China, Android to be hardest hit in coming smartphone slump

26.05.2015
Smartphone shipments will decline through 2019, hitting Android phones and the Chinese market especially hard, according to research firm IDC.

The slowdowns come at the same time that Apple is benefiting from big sales of its larger iPhone 6 and iPhone 6 Plus devices. Overall iOS smartphone shipments will grow by 23% in 2015, IDC predicted.

Apple's innovation with its 4.7-in. display on the iPhone 6 and the 5.0-in. iPhone 6 Plus display has been demonstrable, said IDC analyst Ryan Reith.

"There's been a large move to the large screen, and the trend is very real," Reith said in a telephone interview. He noted that Samsung phones and other Android devices have for several years been in the phablet range, which IDC defines as devices with screens ranging from 5.5 inches to 7 inches.

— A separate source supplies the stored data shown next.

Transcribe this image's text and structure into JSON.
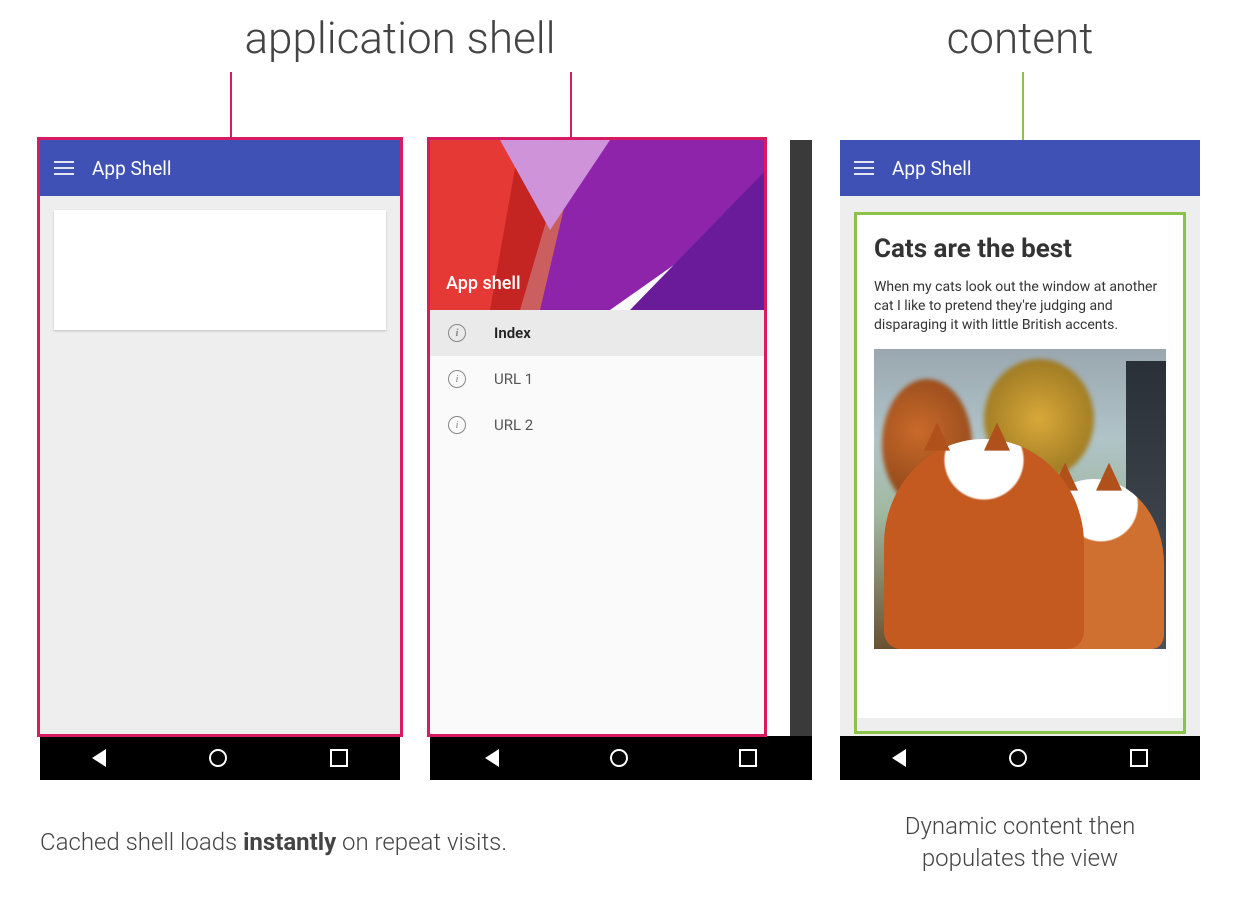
{
  "headings": {
    "app_shell": "application shell",
    "content": "content"
  },
  "appbar": {
    "title": "App Shell",
    "menu_icon": "hamburger-icon"
  },
  "drawer": {
    "header_label": "App shell",
    "items": [
      {
        "label": "Index",
        "selected": true
      },
      {
        "label": "URL 1",
        "selected": false
      },
      {
        "label": "URL 2",
        "selected": false
      }
    ]
  },
  "content_card": {
    "title": "Cats are the best",
    "body": "When my cats look out the window at another cat I like to pretend they're judging and disparaging it with little British accents.",
    "image_alt": "two orange cats looking out a window at autumn trees"
  },
  "android_nav": {
    "back": "back-triangle-icon",
    "home": "home-circle-icon",
    "recent": "recent-square-icon"
  },
  "captions": {
    "left_pre": "Cached shell loads ",
    "left_strong": "instantly",
    "left_post": " on repeat visits.",
    "right": "Dynamic content then populates the view"
  },
  "colors": {
    "appbar": "#3f51b5",
    "outline_pink": "#d81b60",
    "outline_green": "#8bc34a"
  }
}
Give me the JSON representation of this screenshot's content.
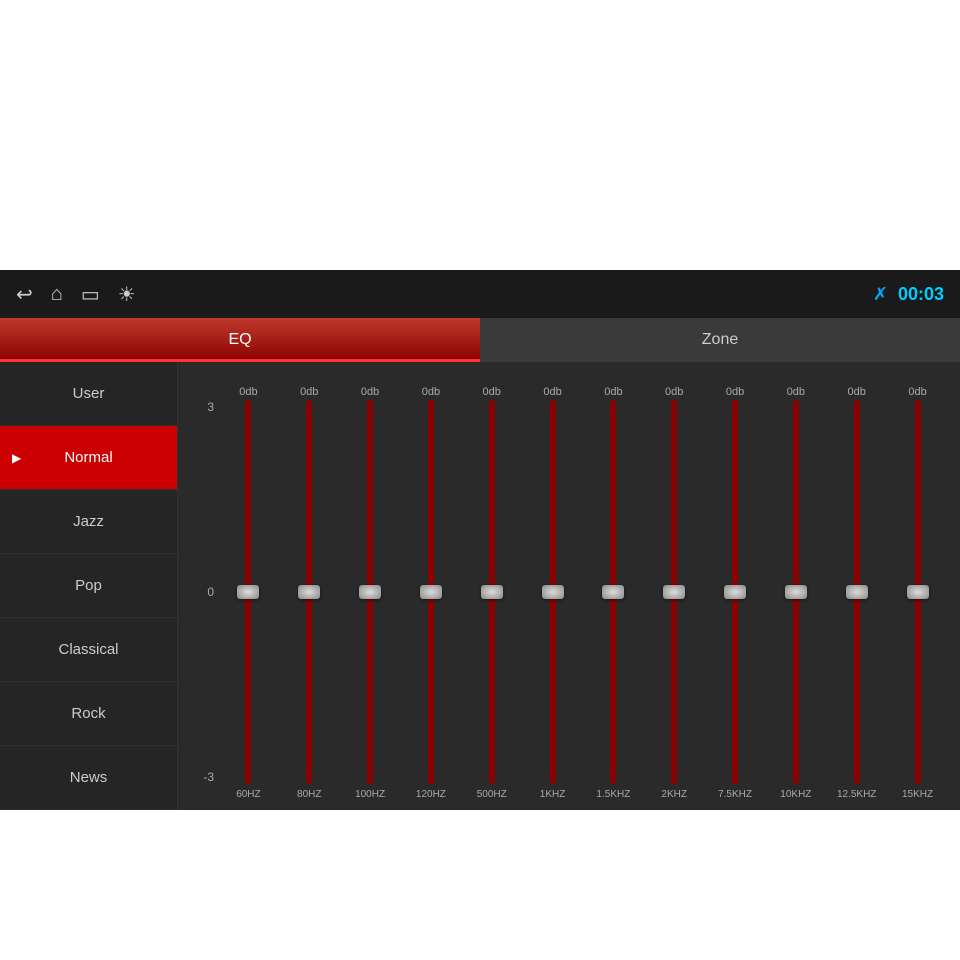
{
  "topbar": {
    "time": "00:03",
    "bt_icon": "bluetooth"
  },
  "tabs": [
    {
      "id": "eq",
      "label": "EQ",
      "active": true
    },
    {
      "id": "zone",
      "label": "Zone",
      "active": false
    }
  ],
  "sidebar": {
    "items": [
      {
        "id": "user",
        "label": "User",
        "active": false
      },
      {
        "id": "normal",
        "label": "Normal",
        "active": true
      },
      {
        "id": "jazz",
        "label": "Jazz",
        "active": false
      },
      {
        "id": "pop",
        "label": "Pop",
        "active": false
      },
      {
        "id": "classical",
        "label": "Classical",
        "active": false
      },
      {
        "id": "rock",
        "label": "Rock",
        "active": false
      },
      {
        "id": "news",
        "label": "News",
        "active": false
      }
    ]
  },
  "eq": {
    "scale": {
      "top": "3",
      "mid": "0",
      "bot": "-3"
    },
    "bands": [
      {
        "freq": "60HZ",
        "db": "0db",
        "value": 0
      },
      {
        "freq": "80HZ",
        "db": "0db",
        "value": 0
      },
      {
        "freq": "100HZ",
        "db": "0db",
        "value": 0
      },
      {
        "freq": "120HZ",
        "db": "0db",
        "value": 0
      },
      {
        "freq": "500HZ",
        "db": "0db",
        "value": 0
      },
      {
        "freq": "1KHZ",
        "db": "0db",
        "value": 0
      },
      {
        "freq": "1.5KHZ",
        "db": "0db",
        "value": 0
      },
      {
        "freq": "2KHZ",
        "db": "0db",
        "value": 0
      },
      {
        "freq": "7.5KHZ",
        "db": "0db",
        "value": 0
      },
      {
        "freq": "10KHZ",
        "db": "0db",
        "value": 0
      },
      {
        "freq": "12.5KHZ",
        "db": "0db",
        "value": 0
      },
      {
        "freq": "15KHZ",
        "db": "0db",
        "value": 0
      }
    ]
  }
}
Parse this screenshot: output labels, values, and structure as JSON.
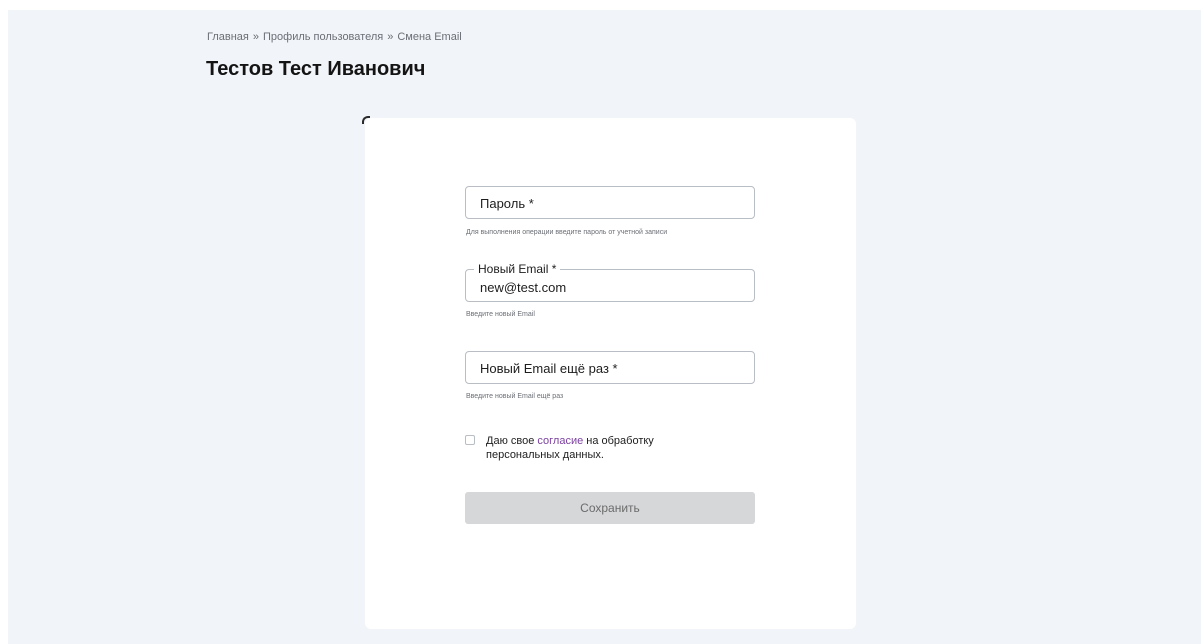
{
  "breadcrumb": {
    "items": [
      "Главная",
      "Профиль пользователя",
      "Смена Email"
    ],
    "separator": "»"
  },
  "page": {
    "title": "Тестов Тест Иванович"
  },
  "form": {
    "password": {
      "label": "Пароль *",
      "value": "",
      "hint": "Для выполнения операции введите пароль от учетной записи"
    },
    "new_email": {
      "label": "Новый Email *",
      "value": "new@test.com",
      "hint": "Введите новый Email"
    },
    "new_email_repeat": {
      "label": "Новый Email ещё раз *",
      "value": "",
      "hint": "Введите новый Email ещё раз"
    },
    "consent": {
      "checked": false,
      "text_before": "Даю свое ",
      "link_text": "согласие",
      "text_after": " на обработку персональных данных."
    },
    "submit_label": "Сохранить"
  },
  "colors": {
    "page_background": "#f1f4f8",
    "card_background": "#ffffff",
    "link": "#7b3fa0",
    "button_disabled": "#d6d7d9"
  }
}
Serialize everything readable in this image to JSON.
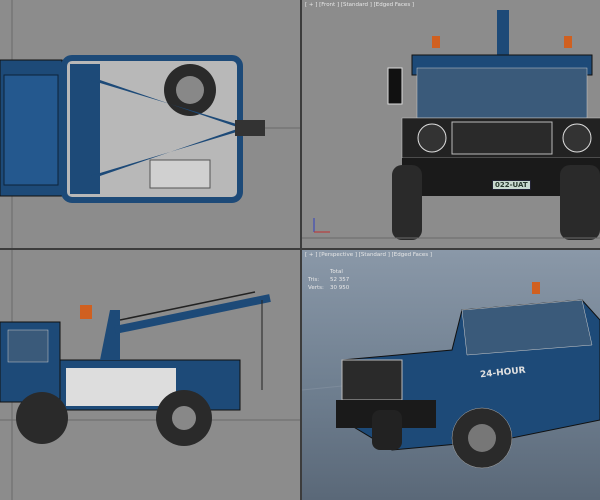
{
  "viewports": {
    "top": {
      "label": ""
    },
    "front": {
      "label": "[ + ] [Front ] [Standard ] [Edged Faces ]",
      "plate": "022-UAT"
    },
    "left": {
      "label": ""
    },
    "perspective": {
      "label": "[ + ] [Perspective ] [Standard ] [Edged Faces ]",
      "stats": {
        "header": "Total",
        "tris_label": "Tris:",
        "tris": "52 357",
        "verts_label": "Verts:",
        "verts": "30 950"
      },
      "truck_text": "24-HOUR"
    }
  },
  "colors": {
    "bg": "#8c8c8c",
    "truck_blue": "#1f4f80",
    "dark": "#1a1a1a"
  }
}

"If Apple had gotten out earlier with its latest phones, their impact may have been even bigger," Reith said. "There was a huge shift to iOS in the fourth quarter of 2014 and the first quarter of 2015, and this will likely continue."

Reith predicted that the iPhones coming in the fall of 2015 won't have bigger screens than the current versions, but will have other improvements. Apple is notoriously silent on discussing hardware rumors and nothing is for certain, he said.

"The sweet spot for large smartphones is 5 inches, while 5.5-inch devices will make up 30% of the market and those over 6 inches will be just 2% of the market," he said.

"Apple can ride this trend with the current screen sizes for two years or maybe three years," Reith said. "The new Apple products really do have some legs."

The growth rate for all Android smartphones that will ship in 2015 will be 8.5%, far below the 32% Android global growth rate in 2014. Growth in China for all types of smartphones in 2015 will be just 2.5%, about one-tenth of the rate of 20% in 2014, Reith said.

The growth rate for iOS also will decline, from 26% in 2014 to 23% in 2015, but that slide is expected given the overall slowdown in growth in smartphone shipments as the market becomes widely saturated.

The overall smartphone growth rate was 27.6% in 2014, but IDC now believes that figure will be 11.3% for 2015, a slight adjustment from an earlier forecast of 11.8% for all of 2015.

China has been a big market for Android devices in recent years, making up 36% of all Android volumes last year, Reith said. "When the largest market in the world slows down, it will be important for the largest smartphone operating system."

Earlier in May, IDC noted that smartphone shipments in China contracted by 4% in the first quarter of 2015 compared to the same quarter a year earlier.

While many analysts view China as an emerging market, IDC has taken the position that the smartphone market there is saturated, and that the the vast majority of phones sold there are smartphones.

Reith noted that half of the smartphone market in China comes from China-based companies which primarily use the Android OS. "Those domestic smartphone companies are scrambling for how to keep market momentum," he said.

Despite the positive outlook for Apple smartphones in 2015, IDC also predicted the iPhone's five-year annual growth rate through 2019, currently at 7.3%, will slightly lag behind Android, at 7.5%.

Android devices from a variety of manufacturers still continue to dwarf all shipments of iOS and others on a global scale. IDC believes Android will ship nearly 80% of all smartphones in 2015, or about 1.1 billion devices, with that number rising to 1.5 billion in 2019. By comparison, iOS shipments for 2015 should reach 16.4% of the total, or 237 million units, in 2015 and 14%, or 274 million, in 2019.

Windows Phone will remain at about 3.2% market share in 2015, shipping nearly 47 million phones, IDC said. Those numbers will increase to 5.4% in 2019, when Windows Phone will surpass 103 million smartphones shipped, IDC predicted.